Levenshtein String Similarity Search

CH 2010-12-30

Name: Levenshtein String Similarity Search

Author: Christian Herhaus, Merck Serono

Version: 1.0

Created: 1/2009

Purpose: The Levenshtein distance (also called "edit distance") describes the similarity between two alphanumerical strings in steps of insertion/deletion/mutation (for more details see here). This concept derived from Bioinformatics can also be used for "fuzzy" string comparisons, e.g. in cases where the data to be compared may be erroneous as it was not dictionary-controlled. The attached component expects two data streams with one of them tagged as reference stream. The reference stream has to enter the component first.

The component compares all records of the data stream with the reference data on the basis of the Levenshtein distance as a similarity measure. It passes all records whose distance to reference data falls below a certain treshold. Records leaving the passport will pass the condition that there is at least one record from the reference stream which lies below the user-defined Levenshtein distance treshold. They contain two new array properties, LevenshteinReference and LevenshteinDistance, which keep all the matching reference records together with their distances.

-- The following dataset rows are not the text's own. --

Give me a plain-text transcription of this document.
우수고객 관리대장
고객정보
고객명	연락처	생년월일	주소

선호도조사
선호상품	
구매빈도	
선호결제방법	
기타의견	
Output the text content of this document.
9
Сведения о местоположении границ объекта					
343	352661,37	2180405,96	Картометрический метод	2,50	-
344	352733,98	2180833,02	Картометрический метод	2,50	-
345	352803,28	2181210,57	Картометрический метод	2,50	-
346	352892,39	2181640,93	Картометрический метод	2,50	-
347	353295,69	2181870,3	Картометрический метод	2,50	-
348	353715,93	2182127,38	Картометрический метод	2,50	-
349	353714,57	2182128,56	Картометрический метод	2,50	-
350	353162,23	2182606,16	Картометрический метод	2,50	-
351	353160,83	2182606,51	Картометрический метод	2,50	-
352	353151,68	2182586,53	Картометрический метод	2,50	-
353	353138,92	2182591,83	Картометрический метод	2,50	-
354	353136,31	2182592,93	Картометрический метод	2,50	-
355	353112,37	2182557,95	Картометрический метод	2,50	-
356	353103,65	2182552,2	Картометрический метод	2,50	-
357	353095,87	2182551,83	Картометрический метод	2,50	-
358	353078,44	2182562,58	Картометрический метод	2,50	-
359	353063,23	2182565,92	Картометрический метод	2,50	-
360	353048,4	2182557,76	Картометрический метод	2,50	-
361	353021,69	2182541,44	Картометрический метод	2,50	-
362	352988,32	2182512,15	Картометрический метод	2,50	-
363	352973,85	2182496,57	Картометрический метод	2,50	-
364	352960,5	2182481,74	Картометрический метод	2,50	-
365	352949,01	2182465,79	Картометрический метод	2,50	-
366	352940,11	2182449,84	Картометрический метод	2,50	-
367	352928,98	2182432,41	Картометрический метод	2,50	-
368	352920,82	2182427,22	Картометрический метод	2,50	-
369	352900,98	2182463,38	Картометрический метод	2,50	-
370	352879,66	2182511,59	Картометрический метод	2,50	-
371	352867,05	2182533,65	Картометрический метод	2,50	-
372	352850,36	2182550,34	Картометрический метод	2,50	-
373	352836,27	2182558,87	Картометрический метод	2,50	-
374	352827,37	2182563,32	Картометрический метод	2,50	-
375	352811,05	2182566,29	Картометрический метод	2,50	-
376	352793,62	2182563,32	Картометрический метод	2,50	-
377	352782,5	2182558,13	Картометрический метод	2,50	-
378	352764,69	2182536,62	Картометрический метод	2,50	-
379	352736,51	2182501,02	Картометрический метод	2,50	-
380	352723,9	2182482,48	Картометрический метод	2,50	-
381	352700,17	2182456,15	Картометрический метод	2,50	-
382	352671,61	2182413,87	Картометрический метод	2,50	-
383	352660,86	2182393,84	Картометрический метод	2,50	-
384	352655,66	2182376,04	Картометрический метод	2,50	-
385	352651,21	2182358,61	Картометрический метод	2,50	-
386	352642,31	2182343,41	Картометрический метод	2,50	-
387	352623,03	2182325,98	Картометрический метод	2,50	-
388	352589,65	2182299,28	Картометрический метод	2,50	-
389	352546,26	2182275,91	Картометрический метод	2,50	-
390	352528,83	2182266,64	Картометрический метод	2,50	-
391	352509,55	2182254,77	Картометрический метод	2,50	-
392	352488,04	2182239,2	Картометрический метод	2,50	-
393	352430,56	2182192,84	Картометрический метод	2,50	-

Requirements: Pipeline Pilot 6.1.5 or later
Perl on Server (part of the distribution)

O/S: Windows and Linux

Limitations: none known

Keyword: string similarity search edit distance levenshtein

Contents: Levenshtein Similarity Search.xml, Levenshtein Search Example.xml

Installation:

1. Unzip the archive.
2. Import the the component and/or the example protocol into your user tab in the Pipeline Pilot client by dragging and dropping it in the Explorer window.
3. Open the example protocol.
4. Run the protocol to check if the component works and try modified component parameters.